Um relatório que detalha possíveis irregularidades na cobrança da taxa de lixo e na gestão do aterro sanitário de Uberaba foi encaminhado oficialmente à Polícia Civil e ao Ministério Público de Minas Gerais. O documento é o resultado final da Comissão Especial de Inquérito (CEI) instaurada pela Câmara Municipal, que investigou falhas na arrecadação e danos ambientais.
Embora o texto aprovado pelos vereadores não aponte responsabilidade direta de gestores públicos por omissão, a comissão identificou fragilidades na fiscalização de contratos e no modelo de cobrança utilizado pela Codau. Segundo o relatório, a decisão de vincular a taxa de resíduos sólidos ao consumo de água gerou uma evasão tarifária, deixando cerca de 48 mil imóveis fora da base de cálculo e encarecendo a conta para os demais contribuintes.

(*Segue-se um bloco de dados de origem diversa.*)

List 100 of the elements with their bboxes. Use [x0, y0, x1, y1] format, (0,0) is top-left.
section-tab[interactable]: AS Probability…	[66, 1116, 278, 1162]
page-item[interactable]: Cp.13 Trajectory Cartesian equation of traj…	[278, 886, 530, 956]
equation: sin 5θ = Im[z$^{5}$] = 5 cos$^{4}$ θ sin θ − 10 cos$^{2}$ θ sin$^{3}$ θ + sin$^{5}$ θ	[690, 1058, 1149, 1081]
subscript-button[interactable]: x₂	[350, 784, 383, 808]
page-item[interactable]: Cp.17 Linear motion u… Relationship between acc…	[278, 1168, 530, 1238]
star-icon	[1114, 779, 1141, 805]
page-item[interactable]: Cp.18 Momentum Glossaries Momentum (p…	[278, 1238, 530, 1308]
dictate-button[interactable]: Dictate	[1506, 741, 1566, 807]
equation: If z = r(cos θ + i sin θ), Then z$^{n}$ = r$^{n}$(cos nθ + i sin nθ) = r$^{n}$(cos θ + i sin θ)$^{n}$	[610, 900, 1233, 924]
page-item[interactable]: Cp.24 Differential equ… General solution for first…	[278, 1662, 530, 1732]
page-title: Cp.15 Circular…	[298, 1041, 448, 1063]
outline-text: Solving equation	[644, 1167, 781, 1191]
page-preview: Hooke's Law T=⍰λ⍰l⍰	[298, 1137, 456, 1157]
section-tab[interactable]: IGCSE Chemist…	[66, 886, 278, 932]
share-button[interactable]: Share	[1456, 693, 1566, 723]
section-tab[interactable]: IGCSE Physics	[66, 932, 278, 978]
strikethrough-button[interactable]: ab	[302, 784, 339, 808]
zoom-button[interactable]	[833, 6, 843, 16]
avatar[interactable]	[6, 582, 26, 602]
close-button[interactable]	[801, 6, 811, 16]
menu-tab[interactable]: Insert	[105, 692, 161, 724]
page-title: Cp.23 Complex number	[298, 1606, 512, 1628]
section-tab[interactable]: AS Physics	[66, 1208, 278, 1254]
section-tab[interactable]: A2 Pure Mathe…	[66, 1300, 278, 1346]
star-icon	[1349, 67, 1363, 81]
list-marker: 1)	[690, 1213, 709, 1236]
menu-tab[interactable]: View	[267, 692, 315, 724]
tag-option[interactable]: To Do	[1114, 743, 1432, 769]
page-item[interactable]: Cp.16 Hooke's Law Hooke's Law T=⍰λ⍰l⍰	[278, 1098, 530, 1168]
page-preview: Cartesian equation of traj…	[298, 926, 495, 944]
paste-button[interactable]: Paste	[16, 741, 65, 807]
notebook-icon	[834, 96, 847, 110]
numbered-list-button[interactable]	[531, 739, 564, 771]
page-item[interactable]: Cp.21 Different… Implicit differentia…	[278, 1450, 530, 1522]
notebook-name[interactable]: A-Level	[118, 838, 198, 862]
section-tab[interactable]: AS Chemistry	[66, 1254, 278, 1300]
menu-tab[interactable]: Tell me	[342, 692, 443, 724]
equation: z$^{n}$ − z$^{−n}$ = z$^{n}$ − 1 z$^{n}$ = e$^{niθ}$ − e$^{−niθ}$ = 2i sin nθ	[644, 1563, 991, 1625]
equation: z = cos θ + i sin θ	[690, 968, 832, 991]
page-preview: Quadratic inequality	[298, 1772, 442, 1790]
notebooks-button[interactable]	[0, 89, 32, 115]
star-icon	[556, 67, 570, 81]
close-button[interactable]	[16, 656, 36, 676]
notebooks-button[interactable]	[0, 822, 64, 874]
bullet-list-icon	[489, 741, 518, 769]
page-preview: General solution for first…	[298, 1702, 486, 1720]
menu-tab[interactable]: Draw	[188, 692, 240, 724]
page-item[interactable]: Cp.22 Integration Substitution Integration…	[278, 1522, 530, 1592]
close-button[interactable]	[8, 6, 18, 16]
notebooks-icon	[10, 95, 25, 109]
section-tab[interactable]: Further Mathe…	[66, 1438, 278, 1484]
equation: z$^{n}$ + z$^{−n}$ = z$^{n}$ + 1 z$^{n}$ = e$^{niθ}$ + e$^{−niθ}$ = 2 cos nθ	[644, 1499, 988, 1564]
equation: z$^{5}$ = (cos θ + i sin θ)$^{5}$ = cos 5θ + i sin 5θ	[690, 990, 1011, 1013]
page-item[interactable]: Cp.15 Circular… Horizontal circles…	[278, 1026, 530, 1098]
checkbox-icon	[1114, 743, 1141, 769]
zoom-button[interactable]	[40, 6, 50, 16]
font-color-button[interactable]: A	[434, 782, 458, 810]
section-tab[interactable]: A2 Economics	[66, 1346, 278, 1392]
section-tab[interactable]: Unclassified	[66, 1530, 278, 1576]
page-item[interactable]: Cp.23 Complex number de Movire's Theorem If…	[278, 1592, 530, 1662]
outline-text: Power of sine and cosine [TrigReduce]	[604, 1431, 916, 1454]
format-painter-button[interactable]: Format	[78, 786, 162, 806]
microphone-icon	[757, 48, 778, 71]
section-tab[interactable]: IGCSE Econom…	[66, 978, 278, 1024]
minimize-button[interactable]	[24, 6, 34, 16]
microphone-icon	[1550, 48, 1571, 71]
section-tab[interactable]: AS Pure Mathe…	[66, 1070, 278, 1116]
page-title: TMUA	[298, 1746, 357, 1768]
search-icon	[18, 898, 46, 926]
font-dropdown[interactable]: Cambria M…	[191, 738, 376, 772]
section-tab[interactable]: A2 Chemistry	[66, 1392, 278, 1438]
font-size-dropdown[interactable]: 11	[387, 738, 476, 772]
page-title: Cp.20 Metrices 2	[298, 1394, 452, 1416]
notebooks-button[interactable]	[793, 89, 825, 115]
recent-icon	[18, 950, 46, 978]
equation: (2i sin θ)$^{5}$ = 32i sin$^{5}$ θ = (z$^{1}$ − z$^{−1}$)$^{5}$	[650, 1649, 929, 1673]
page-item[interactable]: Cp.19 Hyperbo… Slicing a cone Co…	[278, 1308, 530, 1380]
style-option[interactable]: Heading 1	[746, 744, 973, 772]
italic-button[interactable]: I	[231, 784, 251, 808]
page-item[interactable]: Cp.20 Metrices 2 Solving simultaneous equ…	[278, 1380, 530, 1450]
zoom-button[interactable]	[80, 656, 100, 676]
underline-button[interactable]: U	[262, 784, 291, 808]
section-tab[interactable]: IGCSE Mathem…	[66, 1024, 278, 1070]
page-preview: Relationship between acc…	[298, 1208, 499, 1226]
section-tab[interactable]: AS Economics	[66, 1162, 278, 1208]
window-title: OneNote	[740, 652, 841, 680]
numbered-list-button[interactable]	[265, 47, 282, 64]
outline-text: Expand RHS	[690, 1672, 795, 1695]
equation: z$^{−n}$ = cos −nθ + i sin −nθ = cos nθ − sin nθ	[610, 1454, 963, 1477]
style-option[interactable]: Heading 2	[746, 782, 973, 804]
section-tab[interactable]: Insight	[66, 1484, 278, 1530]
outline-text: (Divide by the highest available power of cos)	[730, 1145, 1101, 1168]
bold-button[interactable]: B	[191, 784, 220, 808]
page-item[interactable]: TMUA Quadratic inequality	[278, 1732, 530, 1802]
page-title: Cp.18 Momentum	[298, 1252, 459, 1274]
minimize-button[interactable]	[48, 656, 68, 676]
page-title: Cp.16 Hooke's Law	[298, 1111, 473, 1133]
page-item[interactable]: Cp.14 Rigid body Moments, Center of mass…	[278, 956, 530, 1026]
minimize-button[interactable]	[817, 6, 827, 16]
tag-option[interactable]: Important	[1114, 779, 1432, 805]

No que diz respeito ao aterro sanitário municipal, a investigação apontou problemas graves de impermeabilização e contaminação ambiental. Essas falhas teriam inviabilizado o uso da estrutura pública, forçando a contratação de um aterro privado. O prejuízo estimado aos cofres públicos pela falta de repasses contratuais chega a R$ 6,8 milhões.
A documentação agora está sob análise do Grupo de Atuação Especial de Combate ao Crime Organizado (GAECO) e das promotorias de Defesa do Consumidor e do Meio Ambiente. A Polícia Civil informou que avaliará o material em um prazo de 30 dias para decidir sobre a abertura de inquérito criminal. Em nota, a Procuradoria-Geral do Município afirmou estar segura sobre a legalidade dos atos e a ausência de irresponsabilidade com o dinheiro público. Com informações de G1 Minas Gerais.